4. April 2026 - 0:00

Eine von der PYD und FED-Gel organisierte Veranstaltung in Stuttgart rückte die aktuelle Lage in Rojava in den Mittelpunkt. Thematisiert wurden die anhaltenden Angriffe auf die Region sowie die laufenden Verhandlungen mit der syrischen Übergangsregierung. Die Veranstaltung war den Gefallenen des Freiheitskampfes gewidmet, insbesondere Salih Muslim, der im März nach langer Krankheit verstorben ist und sich über viele Jahre für eine selbstbestimmte Perspektive des kurdischen Volkes eingesetzt hatte.

Perwîn Yûsif, Ko-Vorsitzende der PYD, zeichnete ein klares Bild der aktuellen Situation: Rojava ist weiterhin umfassenden Angriffen ausgesetzt: politisch, militärisch und ideologisch. Diese richteten sich nicht nur gegen die Selbstverwaltung, sondern gegen die gesamten Errungenschaften der Revolution. Gleichzeitig setzten sich „das kurdische Volk und alle, die mit der kurdischen Kultur verbunden sind“, aktiv zur Wehr, so Yûsif.

 


„Entscheidend ist nun, dass sich Kurd:innen in Nord- und Südkurdistan sowie in der europäischen Diaspora diese Revolution zu eigen machen und sie aktiv tragen“, betonte die Politikerin. Seit mehr als 13 Jahren organisiere sich die Region selbst und habe unter Führung von YPG und YPJ Widerstand gegen den sogenannten Islamischen Staat geleistet. „Dieser Prozess war mit erheblichen Opfern verbunden. Gleichzeitig hat sich die Bevölkerung entsprechend ihrem politischen Willen in Kommunen, Räten und gesellschaftlichen Strukturen organisiert.“

Demokratisches Syrien als Ziel

Yûsif stellte dem die Politik der syrischen Übergangsregierung gegenüber. Diese sei geprägt von einer „fundamentalistischen Auslegung des Islam und einer monistischen Staatsauffassung“ – ein Ansatz, der weder Raum für Menschenrechte noch für Frauenfreiheit lasse. Entsprechend schwierig verlaufen die Verhandlungen. „Das Ultimatum lautet: Krieg oder die Annahme aller Bedingungen. Das werden wir nicht akzeptieren.“

Das Ziel bleibe klar: ein demokratisches Syrien, in dem alle Völker zusammenleben. Die in den vergangenen 13 Jahren erkämpften Errungenschaften stünden dabei nicht zur Disposition. Weder die militärische Selbstverteidigung noch kulturelle Rechte oder Fortschritte in den Bereichen Frauenrechte und Bildung seien verhandelbar.

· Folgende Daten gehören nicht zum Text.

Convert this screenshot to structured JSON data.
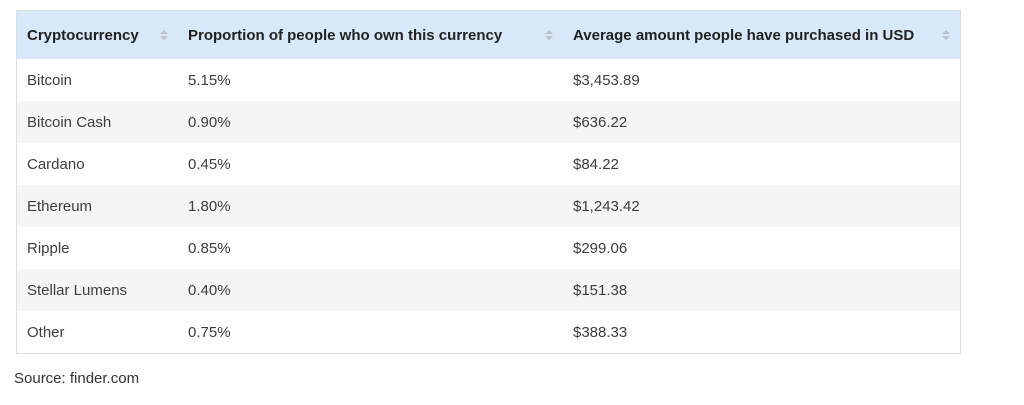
{
  "table": {
    "columns": [
      {
        "label": "Cryptocurrency",
        "sortable": true
      },
      {
        "label": "Proportion of people who own this currency",
        "sortable": true
      },
      {
        "label": "Average amount people have purchased in USD",
        "sortable": true
      }
    ],
    "rows": [
      {
        "currency": "Bitcoin",
        "proportion": "5.15%",
        "average": "$3,453.89"
      },
      {
        "currency": "Bitcoin Cash",
        "proportion": "0.90%",
        "average": "$636.22"
      },
      {
        "currency": "Cardano",
        "proportion": "0.45%",
        "average": "$84.22"
      },
      {
        "currency": "Ethereum",
        "proportion": "1.80%",
        "average": "$1,243.42"
      },
      {
        "currency": "Ripple",
        "proportion": "0.85%",
        "average": "$299.06"
      },
      {
        "currency": "Stellar Lumens",
        "proportion": "0.40%",
        "average": "$151.38"
      },
      {
        "currency": "Other",
        "proportion": "0.75%",
        "average": "$388.33"
      }
    ]
  },
  "source_caption": "Source: finder.com",
  "colors": {
    "header_background": "#d8e8f8",
    "stripe_background": "#f4f5f5",
    "table_border": "#d9dee1",
    "sort_icon": "#b9c2c9",
    "header_text": "#222222",
    "cell_text": "#3d3d3d"
  },
  "chart_data": {
    "type": "table",
    "title": "",
    "columns": [
      "Cryptocurrency",
      "Proportion of people who own this currency",
      "Average amount people have purchased in USD"
    ],
    "rows": [
      [
        "Bitcoin",
        "5.15%",
        "$3,453.89"
      ],
      [
        "Bitcoin Cash",
        "0.90%",
        "$636.22"
      ],
      [
        "Cardano",
        "0.45%",
        "$84.22"
      ],
      [
        "Ethereum",
        "1.80%",
        "$1,243.42"
      ],
      [
        "Ripple",
        "0.85%",
        "$299.06"
      ],
      [
        "Stellar Lumens",
        "0.40%",
        "$151.38"
      ],
      [
        "Other",
        "0.75%",
        "$388.33"
      ]
    ],
    "proportion_values_percent": [
      5.15,
      0.9,
      0.45,
      1.8,
      0.85,
      0.4,
      0.75
    ],
    "average_values_usd": [
      3453.89,
      636.22,
      84.22,
      1243.42,
      299.06,
      151.38,
      388.33
    ],
    "source": "finder.com",
    "layout": {
      "striped": true,
      "sortable_columns": true,
      "header_style": "light-blue"
    }
  }
}
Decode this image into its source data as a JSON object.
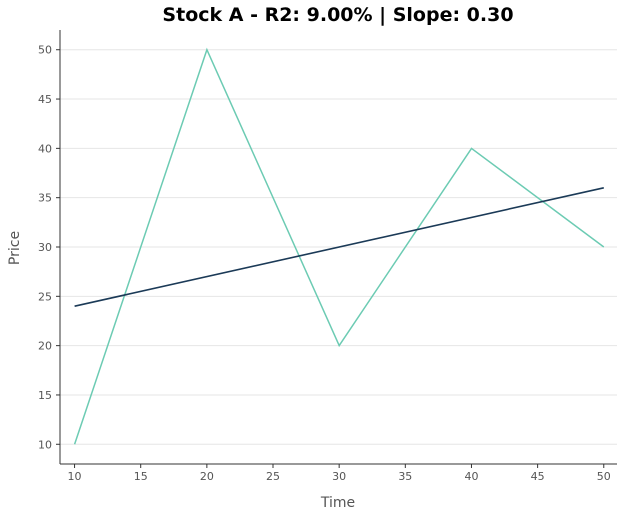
{
  "chart_data": {
    "type": "line",
    "title": "Stock A - R2: 9.00% | Slope: 0.30",
    "xlabel": "Time",
    "ylabel": "Price",
    "xlim": [
      8.9,
      51
    ],
    "ylim": [
      8,
      52
    ],
    "x_ticks": [
      10,
      15,
      20,
      25,
      30,
      35,
      40,
      45,
      50
    ],
    "y_ticks": [
      10,
      15,
      20,
      25,
      30,
      35,
      40,
      45,
      50
    ],
    "grid": "horizontal",
    "legend": "none",
    "series": [
      {
        "kind": "data",
        "color": "#6ccbb3",
        "x": [
          10,
          20,
          30,
          40,
          50
        ],
        "y": [
          10,
          50,
          20,
          40,
          30
        ]
      },
      {
        "kind": "trend",
        "color": "#1b3a57",
        "x": [
          10,
          50
        ],
        "y": [
          24,
          36
        ]
      }
    ]
  }
}
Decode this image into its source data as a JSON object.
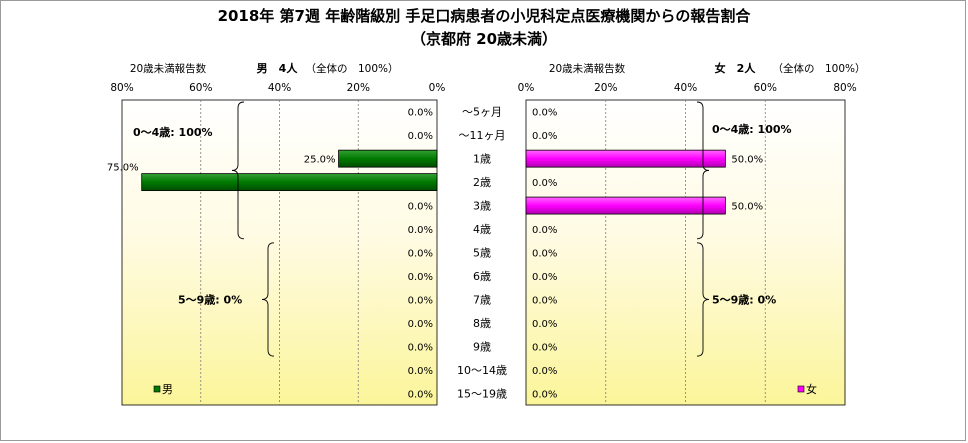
{
  "title": {
    "line1": "2018年 第7週 年齢階級別 手足口病患者の小児科定点医療機関からの報告割合",
    "line2": "（京都府 20歳未満）"
  },
  "chart_data": {
    "type": "bar",
    "orientation": "horizontal",
    "categories": [
      "～5ヶ月",
      "～11ヶ月",
      "1歳",
      "2歳",
      "3歳",
      "4歳",
      "5歳",
      "6歳",
      "7歳",
      "8歳",
      "9歳",
      "10～14歳",
      "15～19歳"
    ],
    "xlim": [
      0,
      80
    ],
    "x_ticks": [
      "80%",
      "60%",
      "40%",
      "20%",
      "0%"
    ],
    "x_ticks_right": [
      "0%",
      "20%",
      "40%",
      "60%",
      "80%"
    ],
    "grid": true,
    "left_panel": {
      "header_label": "20歳未満報告数",
      "header_total": "男　4人",
      "header_note": "（全体の　100%）",
      "legend": "男",
      "color": "#007a00",
      "values": [
        0,
        0,
        25,
        75,
        0,
        0,
        0,
        0,
        0,
        0,
        0,
        0,
        0
      ],
      "value_labels": [
        "0.0%",
        "0.0%",
        "25.0%",
        "75.0%",
        "0.0%",
        "0.0%",
        "0.0%",
        "0.0%",
        "0.0%",
        "0.0%",
        "0.0%",
        "0.0%",
        "0.0%"
      ],
      "group_labels": [
        {
          "text": "0～4歳: 100%",
          "from": 0,
          "to": 5
        },
        {
          "text": "5～9歳: 0%",
          "from": 6,
          "to": 10
        }
      ]
    },
    "right_panel": {
      "header_label": "20歳未満報告数",
      "header_total": "女　2人",
      "header_note": "（全体の　100%）",
      "legend": "女",
      "color": "#ff00ff",
      "values": [
        0,
        0,
        50,
        0,
        50,
        0,
        0,
        0,
        0,
        0,
        0,
        0,
        0
      ],
      "value_labels": [
        "0.0%",
        "0.0%",
        "50.0%",
        "0.0%",
        "50.0%",
        "0.0%",
        "0.0%",
        "0.0%",
        "0.0%",
        "0.0%",
        "0.0%",
        "0.0%",
        "0.0%"
      ],
      "group_labels": [
        {
          "text": "0～4歳: 100%",
          "from": 0,
          "to": 5
        },
        {
          "text": "5～9歳: 0%",
          "from": 6,
          "to": 10
        }
      ]
    }
  }
}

Auch eine erzwungene Integration einzelner Kämpfer:innen der Demokratischen Kräfte Syriens (QSD) werde nicht akzeptiert. In den Verhandlungen sei bislang lediglich die Strukturierung von drei Bataillonen vereinbart worden. Offen bleibe jedoch eine zentrale Frage: der zukünftige Status der YPJ. „Es ist nicht akzeptabel, die YPJ als Symbol der Frauenbefreiung auf innere Sicherheitskräfte zu reduzieren“, betonte Yûsif.

„Wir sind Teil dieses Landes“

Das kurdische Volk sei durch seine Opfer zu einem integralen Bestandteil Syriens geworden, erklärte Yûsif. Das gelte unabhängig von der jeweiligen Regierung. Zugleich warnte sie vor Versuchen aus Damaskus, die kurdische Einheit zu schwächen. Diese Einheit bestehe jedoch weiterhin und müsse gestärkt werden. Die Lösung liege in Verhandlungen und in der Stärkung der nationalen Einheit. Entscheidend seien dabei militärische Koordination, kulturelle Organisierung und die politische Einigung der Kurd:innen.

Im Anschluss an die Beiträge folgten Diskussion und Nachfragen.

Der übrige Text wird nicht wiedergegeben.